JetBlue continues to encourage Spirit shareholders to vote AGAINST Frontier's offer, as they find the offer inferior. JetBlue has engaged and consulted with shareholders and has reacted positively to its already superior offer. After discussion, JetBlue now offers more value and certainty.
The board made a decision that the shareholders' dividend will be $2.50 per share, which is to be given out as a cash right after they vote in favor of combining Spirit with JetBlue.
There is an enhanced $400 million reverse break-up fee for compensating Spirit if the transaction doesn't go through.
In an effort to protect shareholders from downside, the transaction will include an addition of a ticking fee mechanism, which would provide shareholders with a monthly prepayment of $0.10 per share between January 2023 and the consummation or termination of the transaction.
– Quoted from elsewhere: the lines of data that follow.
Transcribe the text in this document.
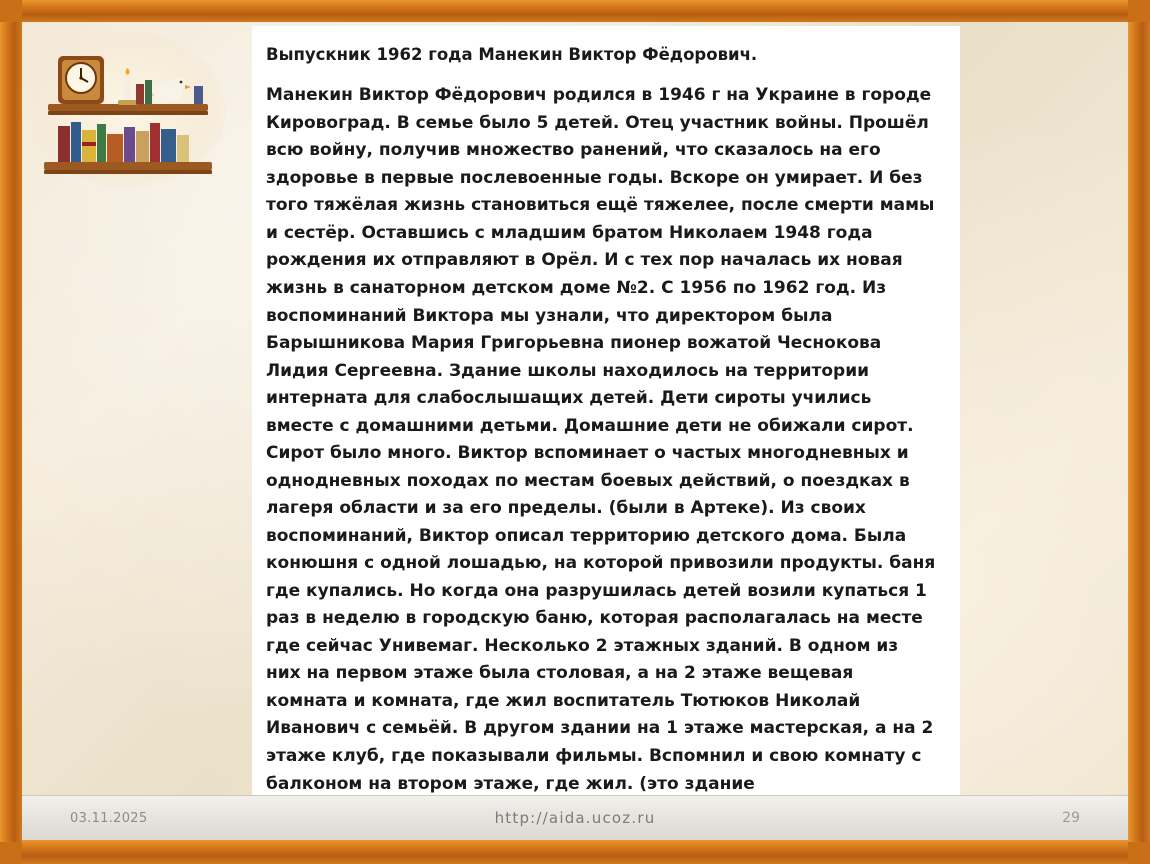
Выпускник 1962 года Манекин Виктор Фёдорович.

Манекин Виктор Фёдорович родился в 1946 г на Украине в городе Кировоград. В семье было 5 детей. Отец участник войны. Прошёл всю войну, получив множество ранений, что сказалось на его здоровье в первые послевоенные годы. Вскоре он умирает. И без того тяжёлая жизнь становиться ещё тяжелее, после смерти мамы и сестёр. Оставшись с младшим братом Николаем 1948 года рождения их отправляют в Орёл. И с тех пор началась их новая жизнь в санаторном детском доме №2. С 1956 по 1962 год. Из воспоминаний Виктора мы узнали, что директором была Барышникова Мария Григорьевна пионер вожатой Чеснокова Лидия Сергеевна. Здание школы находилось на территории интерната для слабослышащих детей. Дети сироты учились вместе с домашними детьми. Домашние дети не обижали сирот. Сирот было много. Виктор вспоминает о частых многодневных и однодневных походах по местам боевых действий, о поездках в лагеря области и за его пределы. (были в Артеке). Из своих воспоминаний, Виктор описал территорию детского дома. Была конюшня с одной лошадью, на которой привозили продукты. баня где купались. Но когда она разрушилась детей возили купаться 1 раз в неделю в городскую баню, которая располагалась на месте где сейчас Унивемаг. Несколько 2 этажных зданий. В одном из них на первом этаже была столовая, а на 2 этаже вещевая комната и комната, где жил воспитатель Тютюков Николай Иванович с семьёй. В другом здании на 1 этаже мастерская, а на 2 этаже клуб, где показывали фильмы. Вспомнил и свою комнату с балконом на втором этаже, где жил. (это здание

03.11.2025	http://aida.ucoz.ru	29
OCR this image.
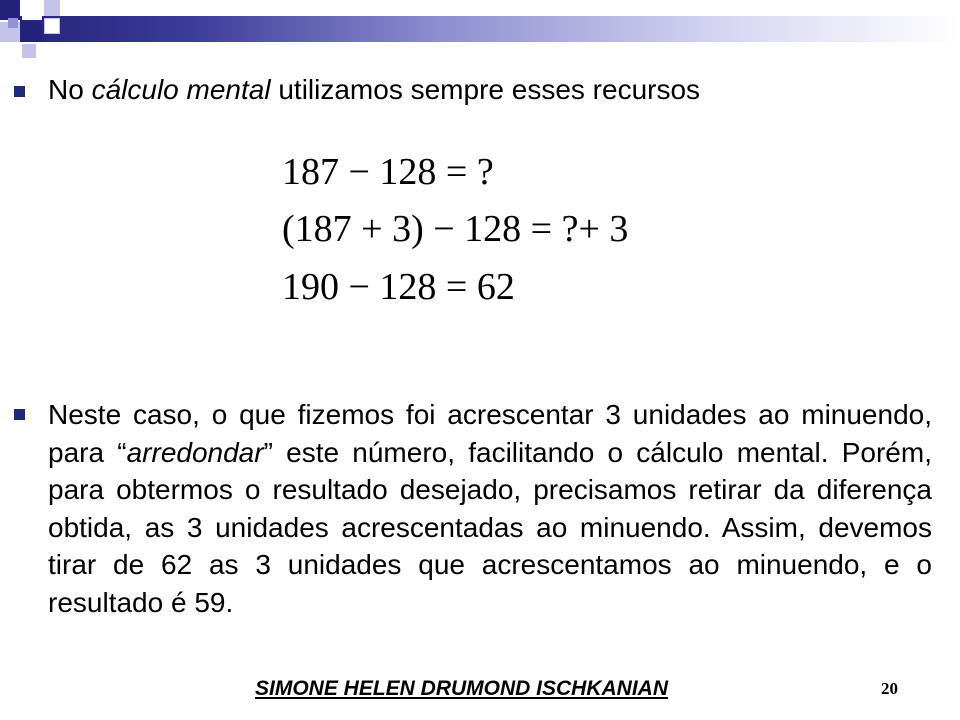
No cálculo mental utilizamos sempre esses recursos
187 − 128 = ?
(187 + 3) − 128 = ?+ 3
190 − 128 = 62
Neste caso, o que fizemos foi acrescentar 3 unidades ao minuendo, para “arredondar” este número, facilitando o cálculo mental. Porém, para obtermos o resultado desejado, precisamos retirar da diferença obtida, as 3 unidades acrescentadas ao minuendo. Assim, devemos tirar de 62 as 3 unidades que acrescentamos ao minuendo, e o resultado é 59.
SIMONE HELEN DRUMOND ISCHKANIAN	20
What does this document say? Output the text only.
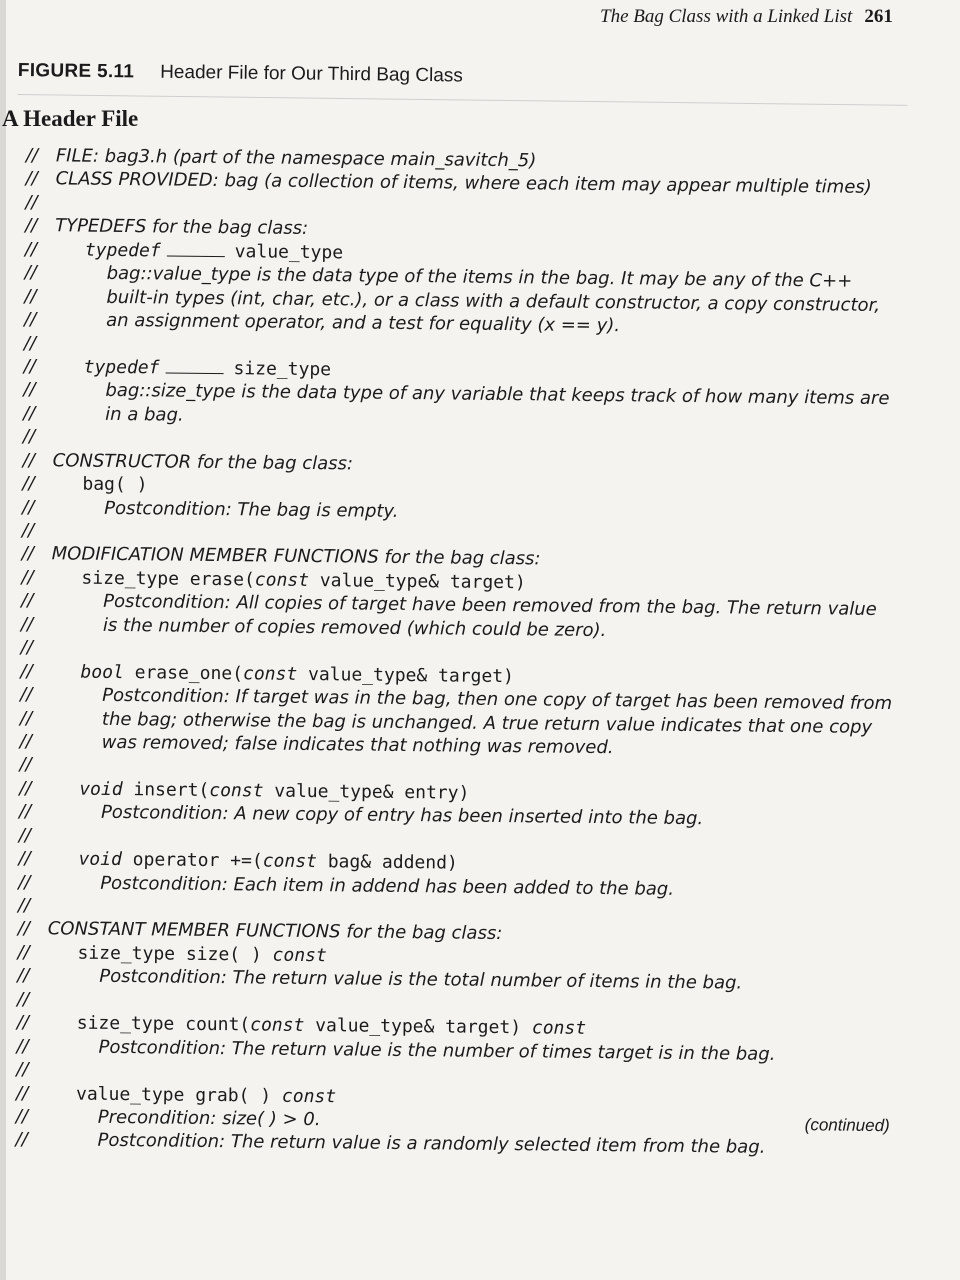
The Bag Class with a Linked List 261
FIGURE 5.11 Header File for Our Third Bag Class
A Header File
// FILE: bag3.h (part of the namespace main_savitch_5)
// CLASS PROVIDED: bag (a collection of items, where each item may appear multiple times)
//
// TYPEDEFS for the bag class:
//	typedef	value_type
//	bag::value_type is the data type of the items in the bag. It may be any of the C++
//	built-in types (int, char, etc.), or a class with a default constructor, a copy constructor,
//	an assignment operator, and a test for equality (x == y).
//
//	typedef	size_type
//	bag::size_type is the data type of any variable that keeps track of how many items are
//	in a bag.
//
// CONSTRUCTOR for the bag class:
//	bag( )
//	Postcondition: The bag is empty.
//
// MODIFICATION MEMBER FUNCTIONS for the bag class:
//	size_type erase(const value_type& target)
//	Postcondition: All copies of target have been removed from the bag. The return value
//	is the number of copies removed (which could be zero).
//
//	bool erase_one(const value_type& target)
//	Postcondition: If target was in the bag, then one copy of target has been removed from
//	the bag; otherwise the bag is unchanged. A true return value indicates that one copy
//	was removed; false indicates that nothing was removed.
//
//	void insert(const value_type& entry)
//	Postcondition: A new copy of entry has been inserted into the bag.
//
//	void operator +=(const bag& addend)
//	Postcondition: Each item in addend has been added to the bag.
//
// CONSTANT MEMBER FUNCTIONS for the bag class:
//	size_type size( ) const
//	Postcondition: The return value is the total number of items in the bag.
//
//	size_type count(const value_type& target) const
//	Postcondition: The return value is the number of times target is in the bag.
//
//	value_type grab( ) const
//	Precondition: size( ) > 0.	(continued)
//	Postcondition: The return value is a randomly selected item from the bag.
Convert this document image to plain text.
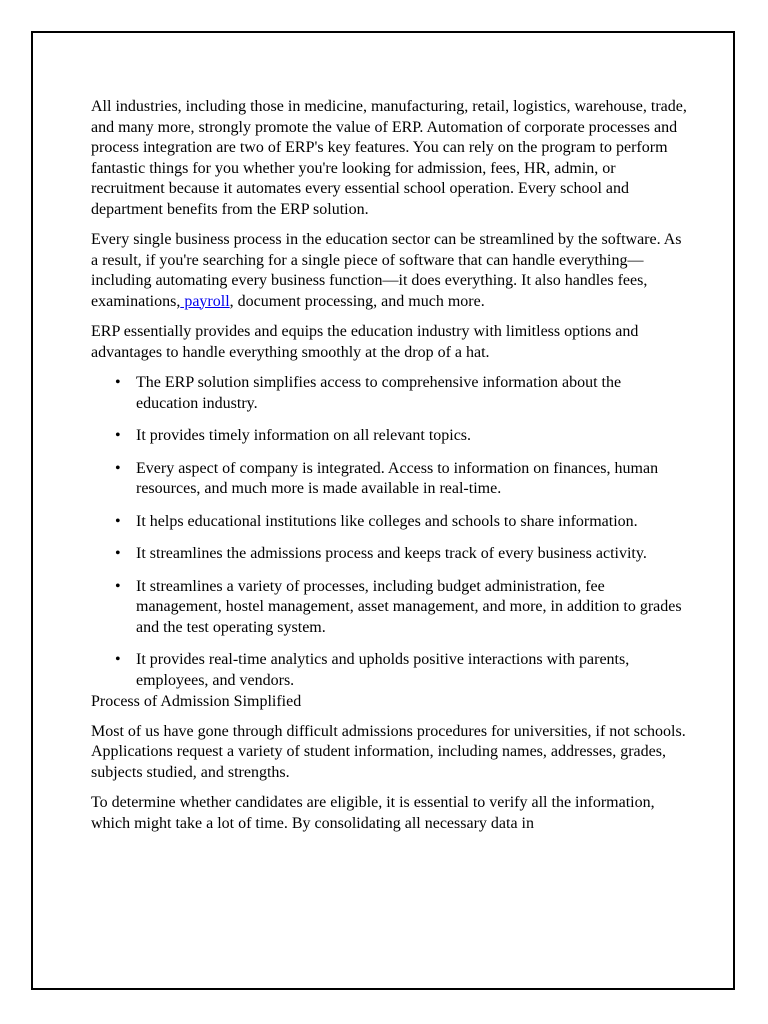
All industries, including those in medicine, manufacturing, retail, logistics, warehouse, trade, and many more, strongly promote the value of ERP. Automation of corporate processes and process integration are two of ERP's key features. You can rely on the program to perform fantastic things for you whether you're looking for admission, fees, HR, admin, or recruitment because it automates every essential school operation. Every school and department benefits from the ERP solution.

Every single business process in the education sector can be streamlined by the software. As a result, if you're searching for a single piece of software that can handle everything—including automating every business function—it does everything. It also handles fees, examinations, payroll, document processing, and much more.

ERP essentially provides and equips the education industry with limitless options and advantages to handle everything smoothly at the drop of a hat.

• The ERP solution simplifies access to comprehensive information about the education industry.
• It provides timely information on all relevant topics.
• Every aspect of company is integrated. Access to information on finances, human resources, and much more is made available in real-time.
• It helps educational institutions like colleges and schools to share information.
• It streamlines the admissions process and keeps track of every business activity.
• It streamlines a variety of processes, including budget administration, fee management, hostel management, asset management, and more, in addition to grades and the test operating system.
• It provides real-time analytics and upholds positive interactions with parents, employees, and vendors.
Process of Admission Simplified

Most of us have gone through difficult admissions procedures for universities, if not schools. Applications request a variety of student information, including names, addresses, grades, subjects studied, and strengths.

To determine whether candidates are eligible, it is essential to verify all the information, which might take a lot of time. By consolidating all necessary data in
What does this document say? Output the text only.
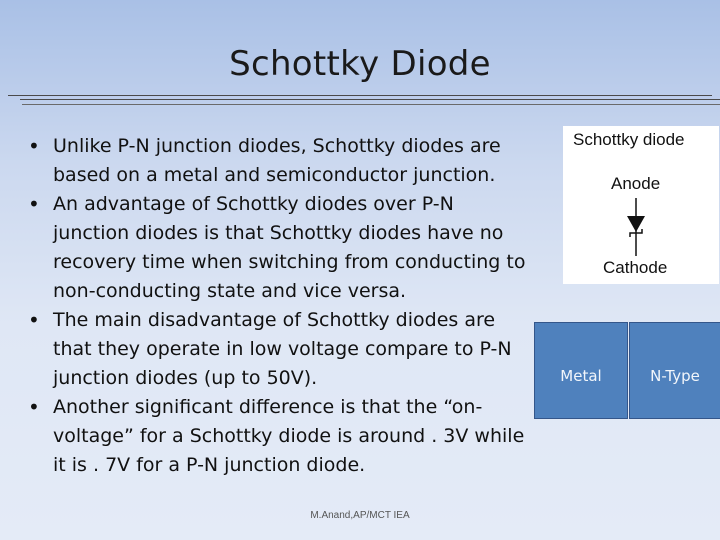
Schottky Diode
• Unlike P-N junction diodes, Schottky diodes are based on a metal and semiconductor junction.
• An advantage of Schottky diodes over P-N junction diodes is that Schottky diodes have no recovery time when switching from conducting to non-conducting state and vice versa.
• The main disadvantage of Schottky diodes are that they operate in low voltage compare to P-N junction diodes (up to 50V).
• Another significant difference is that the “on-voltage” for a Schottky diode is around . 3V while it is . 7V for a P-N junction diode.
Schottky diode
Anode
Cathode
Metal	N-Type
M.Anand,AP/MCT IEA
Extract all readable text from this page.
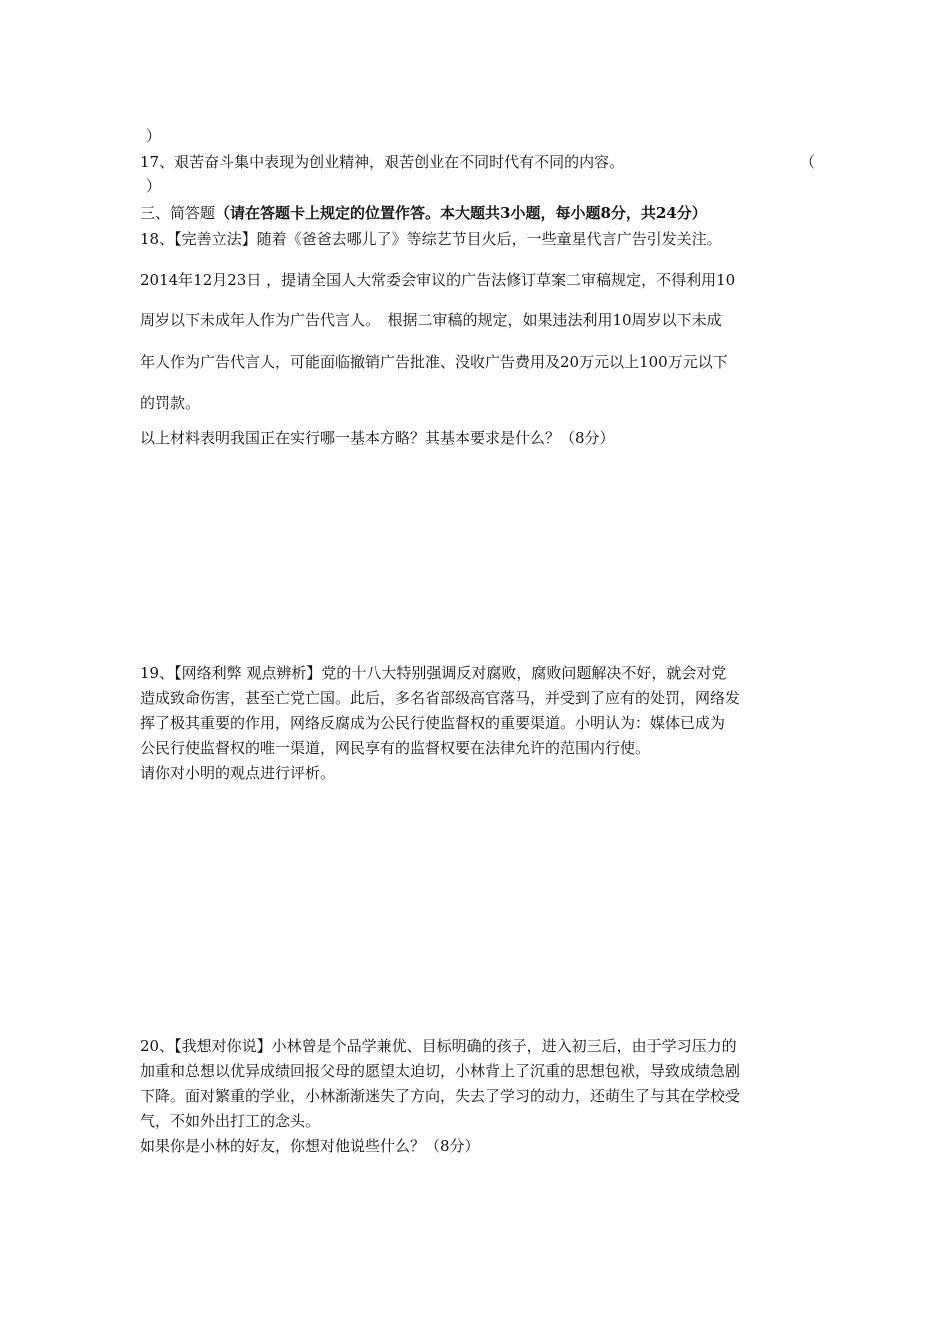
）
17、艰苦奋斗集中表现为创业精神，艰苦创业在不同时代有不同的内容。	（
）
三、简答题（请在答题卡上规定的位置作答。本大题共3小题，每小题8分，共24分）
18、【完善立法】随着《爸爸去哪儿了》等综艺节目火后，一些童星代言广告引发关注。
2014年12月23日 ，提请全国人大常委会审议的广告法修订草案二审稿规定，不得利用10
周岁以下未成年人作为广告代言人。　根据二审稿的规定，如果违法利用10周岁以下未成
年人作为广告代言人，可能面临撤销广告批准、没收广告费用及20万元以上100万元以下
的罚款。
以上材料表明我国正在实行哪一基本方略？其基本要求是什么？（8分）
19、【网络利弊 观点辨析】党的十八大特别强调反对腐败，腐败问题解决不好，就会对党
造成致命伤害，甚至亡党亡国。此后，多名省部级高官落马，并受到了应有的处罚，网络发
挥了极其重要的作用，网络反腐成为公民行使监督权的重要渠道。小明认为：媒体已成为
公民行使监督权的唯一渠道，网民享有的监督权要在法律允许的范围内行使。
请你对小明的观点进行评析。
20、【我想对你说】小林曾是个品学兼优、目标明确的孩子，进入初三后，由于学习压力的
加重和总想以优异成绩回报父母的愿望太迫切，小林背上了沉重的思想包袱，导致成绩急剧
下降。面对繁重的学业，小林渐渐迷失了方向，失去了学习的动力，还萌生了与其在学校受
气，不如外出打工的念头。
如果你是小林的好友，你想对他说些什么？（8分）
Robin Hayes, Chief Executive Officer of JetBlue said:
Spirit’s entrenched Board continues to stand in the way of the most value creating opportunity available to Spirit shareholders. Time is running out for Spirit shareholders to maximize their investment. The facts are clear. Our proposal is superior. Vote AGAINST the Frontier transaction at Spirit’s special meeting on June 30.